The Gala Plan

Chapter 83 · ~4.9k words

The Memorial Gala was forty-eight hours away. The invitations had been sent, the caterers booked, the press releases drafted. It was supposed to be Arthur's victory lap, a public sanctification of his "late" wife's memory and a solidification of his legacy.

Now, it was our stage.

We met in the penthouse suite of the hotel where Julian and I had moved the kids for safety. The room was filled with the hum of servers and the smell of takeout coffee. Corinne sat on the sofa, the Black Ledger open on her lap. She looked like a general reviewing troop movements.

"The video tribute," she said, tapping a page in the program. "It's scheduled for 8:00 PM. Right after the Governor's speech."

"Who's running the AV?" I asked.

"A company called visualFX," Julian said. "They've done all our events for years. The lead tech is a guy named Mike. He's... pliable."

"Does he take bribes?"

"He takes orders," Julian said. "From the CEO."

"Good," I said. "We swap the file."

"It's not that simple," Corinne said. "Arthur—or whoever is left of his inner circle—will have security on the booth. They'll check every drive. Every file."

"Then we don't use a drive," I said. "We stream it."

I looked at Julian.

"The dead-man switch," I said. "The server I set up. Can we route the output directly to the gala's projector?"

Julian frowned, thinking. "If we get access to the HDMI port. But that means someone has to be backstage. Physically."

"I'll do it," Corinne said.

We both looked at her.

"I'm the grieving widow," she said, her voice dripping with irony. "I have an all-access pass.

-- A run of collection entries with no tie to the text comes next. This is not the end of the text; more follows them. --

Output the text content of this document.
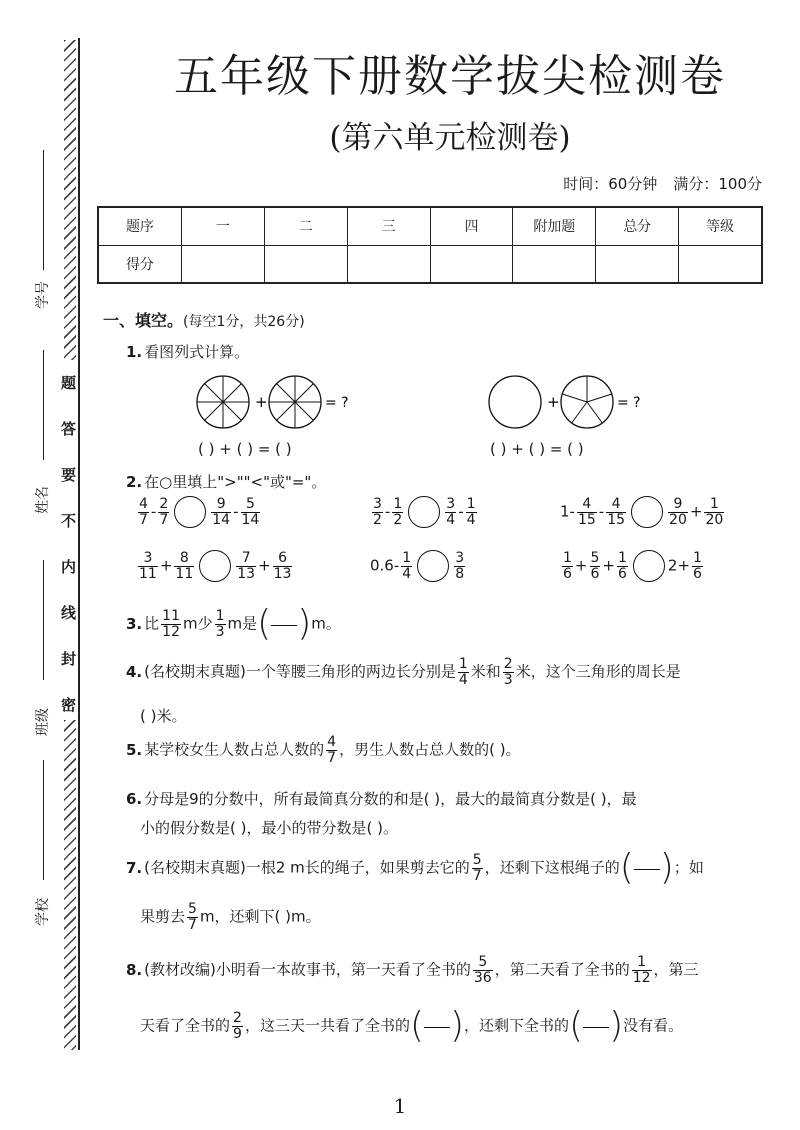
学号
姓名
班级
学校
题
答
要
不
内
线
封
密
五年级下册数学拔尖检测卷
(第六单元检测卷)
时间：60分钟 满分：100分
题序	一	二	三	四	附加题	总分	等级
得分							
一、填空。(每空1分，共26分)
1. 看图列式计算。
+	= ?	+	= ?
( ) + ( ) = ( )	( ) + ( ) = ( )
2. 在○里填上">""<"或"="。
$\frac{4}{7} - \frac{2}{7}$	$\frac{9}{14} - \frac{5}{14}$	$\frac{3}{2} - \frac{1}{2}$	$\frac{3}{4} - \frac{1}{4}$	$1- \frac{4}{15} - \frac{4}{15}$	$\frac{9}{20} + \frac{1}{20}$
$\frac{3}{11} + \frac{8}{11}$	$\frac{7}{13} + \frac{6}{13}$	$0.6- \frac{1}{4}$	$\frac{3}{8}$	$\frac{1}{6} + \frac{5}{6} + \frac{1}{6}$	$2+ \frac{1}{6}$
3. 比 $\frac{11}{12}$ m少 $\frac{1}{3}$ m是( )m。
4. (名校期末真题)一个等腰三角形的两边长分别是 $\frac{1}{4}$ 米和 $\frac{2}{3}$ 米，这个三角形的周长是
( )米。
5. 某学校女生人数占总人数的 $\frac{4}{7}$ ，男生人数占总人数的( )。
6. 分母是9的分数中，所有最简真分数的和是( )，最大的最简真分数是( )，最
小的假分数是( )，最小的带分数是( )。
7. (名校期末真题)一根2 m长的绳子，如果剪去它的 $\frac{5}{7}$ ，还剩下这根绳子的( )；如
果剪去 $\frac{5}{7}$ m，还剩下( )m。
8. (教材改编)小明看一本故事书，第一天看了全书的 $\frac{5}{36}$ ，第二天看了全书的 $\frac{1}{12}$ ，第三
天看了全书的 $\frac{2}{9}$ ，这三天一共看了全书的( )，还剩下全书的( )没有看。
1
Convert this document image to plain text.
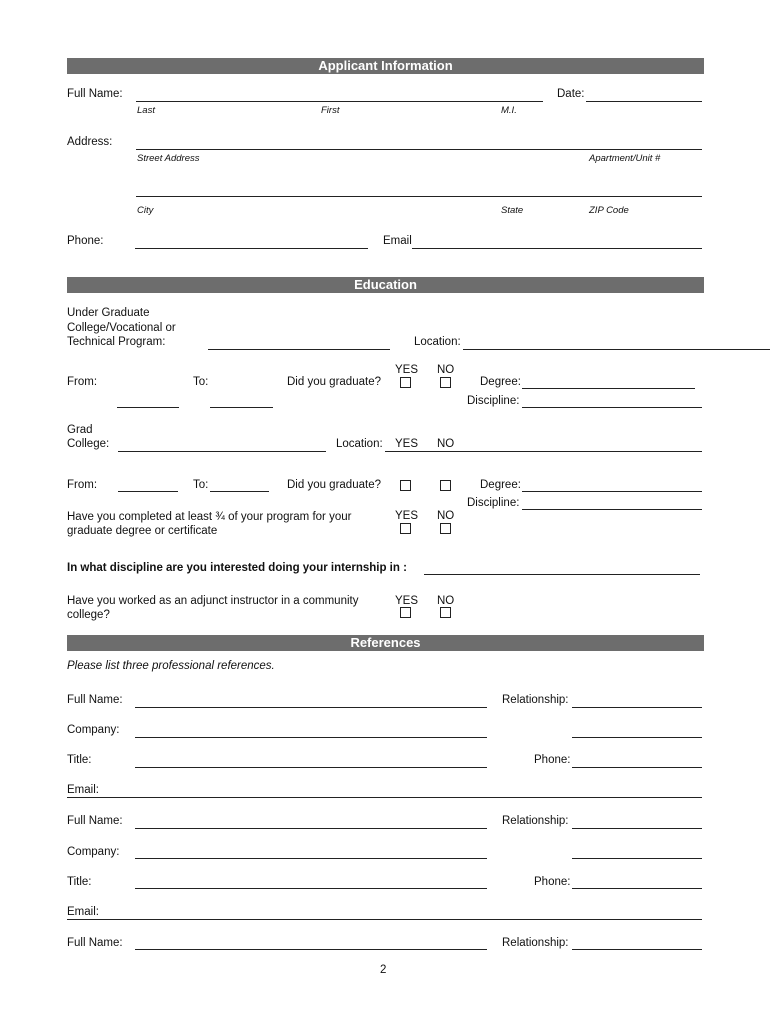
Applicant Information
Full Name:	Date:
Last	First	M.I.
Address:
Street Address	Apartment/Unit #
City	State	ZIP Code
Phone:	Email
Education
Under Graduate
College/Vocational or
Technical Program:	Location:
YES NO
From:	To:	Did you graduate?	Degree:
Discipline:
Grad
College:	Location: YES NO
From:	To:	Did you graduate?	Degree:
Discipline:
Have you completed at least ¾ of your program for your
graduate degree or certificate
YES NO
In what discipline are you interested doing your internship in :
Have you worked as an adjunct instructor in a community
college?
YES NO
References
Please list three professional references.
Full Name:	Relationship:
Company:
Title:	Phone:
Email:
Full Name:	Relationship:
Company:
Title:	Phone:
Email:
Full Name:	Relationship:
2
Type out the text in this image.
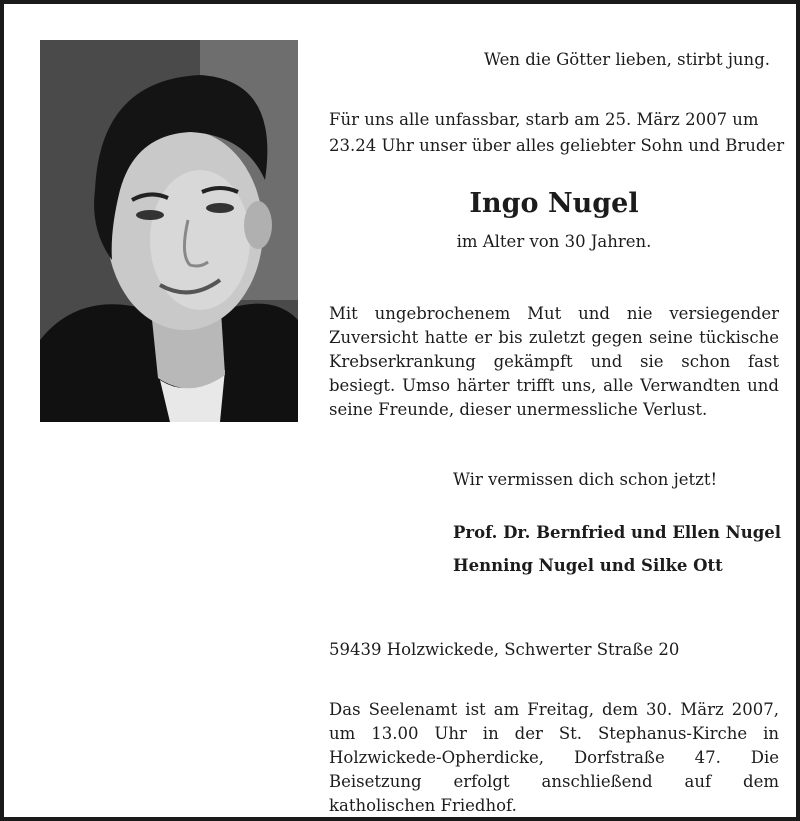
Wen die Götter lieben, stirbt jung.
Für uns alle unfassbar, starb am 25. März 2007 um
23.24 Uhr unser über alles geliebter Sohn und Bruder
Ingo Nugel
im Alter von 30 Jahren.
Mit ungebrochenem Mut und nie versiegender Zuversicht hatte er bis zuletzt gegen seine tückische Krebserkrankung gekämpft und sie schon fast besiegt. Umso härter trifft uns, alle Verwandten und seine Freunde, dieser unermessliche Verlust.
Wir vermissen dich schon jetzt!
Prof. Dr. Bernfried und Ellen Nugel
Henning Nugel und Silke Ott
59439 Holzwickede, Schwerter Straße 20
Das Seelenamt ist am Freitag, dem 30. März 2007, um 13.00 Uhr in der St. Stephanus-Kirche in Holzwickede-Opherdicke, Dorfstraße 47. Die Beisetzung erfolgt anschließend auf dem katholischen Friedhof.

No one will question me if I want to check the lighting or the sound."

"It's dangerous," I said. "If they catch you..."

"What are they going to do?" she asked. "Fire me? Kill me?" She touched the empty spot on her finger where the emerald ring used to be. "I'm already dead to them."

"Okay," I said. "You handle the feed. Julian, you handle the press. Make sure every camera is rolling when that video starts."

"And you?" Julian asked. "What are you doing?"

I looked at the ledger. At the list of names. Politicians. Judges. Police commissioners.

"I'm going to make sure no one leaves the room," I said.

I picked up the phone. I dialed the number for the FBI field office in New York. Not the general tip line. The direct line of the agent whose name I had found in the Black Ledger under *bribes paid.*

"Agent Miller?" I asked when he picked up. No relation to the detective. Just another man on the payroll.

"Who is this?"

"This is Elena Hawthorne. I have the Black Ledger."

Silence.

"I'm listening."

"The Memorial Gala," I said. "Saturday night. Be there. With a warrant."

"For who?"

"Everyone," I said.

I hung up.

I turned back to the room.

"We have a plan," I said.

But there was one piece missing. The most important piece.

"We need Margaret," I said.

"She's dead," Julian whispered. "We heard the report. The cyanide."

"We heard a report," I said. "From a medic on Arthur's payroll. We saw a photo Arthur provided."

I pulled out the email I had found in the kitchen. The toxicology report.

*HCG levels consistent with pregnancy.*

"That wasn't Margaret's blood," I said. "And if the blood was fake, the death might be fake too."

"But the body..." Julian said. "The photo."

"It looked like her," I admitted. "But Arthur had ten years to prepare for this. He had a facility full of patients. He had a doctor who specialized in... erasing people."

I looked at Corinne.

"The ambulance," I said. "The one that took her body away. Where did it go?"

"The crematorium," Corinne said. "Arthur owns it."

"Of course he does."

"But," Corinne said slowly, "the logs. The cremation logs are in the ledger. Under 'disposal services.'"

She flipped through the black book. Her finger traced a line.

"Here," she said. "January 14, 2016. Cremation of M. Hawthorne."

"No," I said. "Look at yesterday."

She scanned the page. She frowned.

"Nothing," she said. "There's no entry for yesterday."

"Exactly," I said.

My heart started to pound.

"He didn't cremate her," I said. "Because she's not dead."

"Then where is she?" Julian asked.

I thought about Arthur's last words in the study. *I couldn't let them find the others. Void A. Void B. Void C.*

He was talking about the dead bodies. The ones in the foundation.

But Margaret wasn't dead. She was a loose end. A liability.

And Arthur never threw away a liability if he could use it.

"He moved her," I said. "He moved her before the fire."

"Where?"

"To the one place no one would look," I said. "The one place he controls completely."

I walked to the window and looked out at the skyline. At the Millennium Tower rising like a needle in the distance.

"The penthouse," I said. "He put her in the penthouse."

Julian stood up.

"That's where the gala is," he said.

"Yes," I said.

I turned to them.

"We're not just going to play a video," I said. "We're going to bring her out on stage."

We were going to turn a memorial into a resurrection.